The mosque in Novogrudok

 One of the most ancient, picturesque and beautiful towns of Belarus is rightly considered to be Novogrudok where among the abundance of Orthodox temples replenishing the gold fund of the Belarusian architecture, in the country part of the modest Lenin Street, a true curiosity majestically stands – a mosque in Novogrudok. This structure has appeared there not for nothing. There are reliable data according to which Tartars settled actively on that territory in the XVIII century and lived there up to the XX century. But they began to construct their sanctuaries in the Grand Duchy of Lithuania much earlier: it is believed that since the XIV century, a lot of mosques have been constructed in different corners of the large country; many of them have perfectly survived and still function attracting tourists. During the period of the Grand Duchy of Lithuania, the king permitted the construction of mosques; in the Polish-Lithuanian Commonwealth, that right was given to the Vilno bishop.

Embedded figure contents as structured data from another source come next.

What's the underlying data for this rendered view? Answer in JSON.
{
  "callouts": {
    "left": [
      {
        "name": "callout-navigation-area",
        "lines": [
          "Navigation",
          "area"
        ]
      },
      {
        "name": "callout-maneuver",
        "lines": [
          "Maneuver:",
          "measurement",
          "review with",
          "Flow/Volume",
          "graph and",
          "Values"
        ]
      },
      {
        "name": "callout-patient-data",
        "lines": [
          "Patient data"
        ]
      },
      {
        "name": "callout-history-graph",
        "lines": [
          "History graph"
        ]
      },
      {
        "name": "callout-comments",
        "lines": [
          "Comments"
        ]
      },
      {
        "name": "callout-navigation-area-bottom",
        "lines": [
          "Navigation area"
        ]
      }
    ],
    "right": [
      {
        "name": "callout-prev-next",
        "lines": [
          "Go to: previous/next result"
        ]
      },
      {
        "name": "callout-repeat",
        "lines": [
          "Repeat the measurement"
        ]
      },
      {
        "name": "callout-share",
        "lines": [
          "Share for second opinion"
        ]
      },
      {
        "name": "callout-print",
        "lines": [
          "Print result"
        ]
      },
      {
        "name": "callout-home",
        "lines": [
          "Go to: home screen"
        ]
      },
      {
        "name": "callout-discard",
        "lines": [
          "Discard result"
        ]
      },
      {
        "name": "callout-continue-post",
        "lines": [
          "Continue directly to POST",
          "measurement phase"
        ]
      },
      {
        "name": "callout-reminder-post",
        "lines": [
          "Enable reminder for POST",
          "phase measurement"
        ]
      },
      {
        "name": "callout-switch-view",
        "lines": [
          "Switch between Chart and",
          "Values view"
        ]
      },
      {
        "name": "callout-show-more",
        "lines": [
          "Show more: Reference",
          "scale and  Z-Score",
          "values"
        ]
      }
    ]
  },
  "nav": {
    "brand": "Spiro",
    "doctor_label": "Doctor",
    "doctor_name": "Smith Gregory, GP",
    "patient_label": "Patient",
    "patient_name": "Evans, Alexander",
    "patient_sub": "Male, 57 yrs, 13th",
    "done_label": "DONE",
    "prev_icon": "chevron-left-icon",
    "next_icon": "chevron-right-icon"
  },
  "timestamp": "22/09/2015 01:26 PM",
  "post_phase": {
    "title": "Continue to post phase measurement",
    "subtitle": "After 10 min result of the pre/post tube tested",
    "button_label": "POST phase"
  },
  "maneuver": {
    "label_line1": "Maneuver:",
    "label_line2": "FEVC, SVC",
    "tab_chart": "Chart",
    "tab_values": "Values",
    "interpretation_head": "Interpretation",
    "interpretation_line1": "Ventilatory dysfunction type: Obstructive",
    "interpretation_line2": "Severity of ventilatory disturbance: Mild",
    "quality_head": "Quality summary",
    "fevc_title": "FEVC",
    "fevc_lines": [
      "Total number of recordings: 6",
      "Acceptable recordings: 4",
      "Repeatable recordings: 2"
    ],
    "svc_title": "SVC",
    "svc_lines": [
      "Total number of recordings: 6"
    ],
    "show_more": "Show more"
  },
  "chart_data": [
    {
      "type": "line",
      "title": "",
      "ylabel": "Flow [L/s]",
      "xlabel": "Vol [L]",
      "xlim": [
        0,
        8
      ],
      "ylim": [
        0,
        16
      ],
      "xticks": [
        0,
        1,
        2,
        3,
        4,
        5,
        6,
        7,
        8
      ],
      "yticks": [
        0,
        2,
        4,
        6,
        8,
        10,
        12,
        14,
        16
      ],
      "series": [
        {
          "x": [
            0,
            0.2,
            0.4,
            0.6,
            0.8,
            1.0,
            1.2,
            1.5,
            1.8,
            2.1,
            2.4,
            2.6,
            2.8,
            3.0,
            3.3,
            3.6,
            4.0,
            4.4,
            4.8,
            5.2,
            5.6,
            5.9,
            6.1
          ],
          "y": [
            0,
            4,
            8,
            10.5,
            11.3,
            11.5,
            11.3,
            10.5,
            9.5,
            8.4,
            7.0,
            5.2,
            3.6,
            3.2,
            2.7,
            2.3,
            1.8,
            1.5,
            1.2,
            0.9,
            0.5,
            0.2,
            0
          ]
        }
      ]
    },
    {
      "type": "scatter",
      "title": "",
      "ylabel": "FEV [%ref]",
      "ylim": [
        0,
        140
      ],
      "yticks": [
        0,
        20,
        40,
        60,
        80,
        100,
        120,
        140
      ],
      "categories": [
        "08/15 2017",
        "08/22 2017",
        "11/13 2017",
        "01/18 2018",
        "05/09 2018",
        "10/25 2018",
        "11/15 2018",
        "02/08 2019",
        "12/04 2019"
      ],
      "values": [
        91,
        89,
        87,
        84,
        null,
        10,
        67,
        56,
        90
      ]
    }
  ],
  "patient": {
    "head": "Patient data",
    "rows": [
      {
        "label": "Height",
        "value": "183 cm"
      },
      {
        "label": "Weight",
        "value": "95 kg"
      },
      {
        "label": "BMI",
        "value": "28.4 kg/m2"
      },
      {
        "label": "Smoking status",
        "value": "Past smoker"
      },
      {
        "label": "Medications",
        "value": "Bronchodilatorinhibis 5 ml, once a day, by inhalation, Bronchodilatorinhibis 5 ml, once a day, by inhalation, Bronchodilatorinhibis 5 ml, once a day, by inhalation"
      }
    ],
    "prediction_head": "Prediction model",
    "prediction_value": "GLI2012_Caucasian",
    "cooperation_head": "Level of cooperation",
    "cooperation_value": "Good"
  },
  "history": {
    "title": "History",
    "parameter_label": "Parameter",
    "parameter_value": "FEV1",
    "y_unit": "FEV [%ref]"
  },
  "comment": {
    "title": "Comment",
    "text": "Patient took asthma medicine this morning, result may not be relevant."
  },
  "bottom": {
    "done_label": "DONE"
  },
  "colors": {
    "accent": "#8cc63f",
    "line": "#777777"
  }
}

The mosque in Novogrudok is one of the most ancient Tartar sanctuaries in Belarus. It appeared in the XVI century approximately on the same site where it is today. In times gone by, the building had a special annex through which women could get to the mosque. The new building gradually fell into a state of neglect and then the leader of the mosque requested the town authorities to construct a new sanctuary that was built with lightning speed and officially opened in 1855. In photographs of the time, the mosque stands on a massive basement made of stone with shingle roofing that in other photos made later has become leaky. It was not surprising that the building required repairs that were carried out in the 30s of the last century: the roof was coated with zinc and the window frames were changed. There was a religious school for a long time, established on the basis of the mosque, but later it was closed.

After the Second World War, the mosque fell into decay in Novogrudok: divine services were not held for a long period, the doors were heavy locked. Some time later, the mosque became an ordinary house. In the 90s of the last century, the mosque was fully restored by using the funds of believers and still functions. Its official opening was timed to the memorial date – the 600th anniversary of the settlement of Tartars in the territory of Belarus. The mosque of Novogrudok has unshowy architecture and the sanctuary looks like an ordinary Tartar house. It has no tent decorating mosques. The sanctuary has a tiny dome.

The mosque in Novogrudok is a Tartar sanctuary of a great value that is rightly inscribed on the List of Cultural Heritage of the Republic of Belarus. Tourists from different corners of the country come to Novogrudok district to look at the mosque that has survived up to now through many centuries. The mosque in Novogrudok demonstrates how Belarusians respect religions of other nationalities.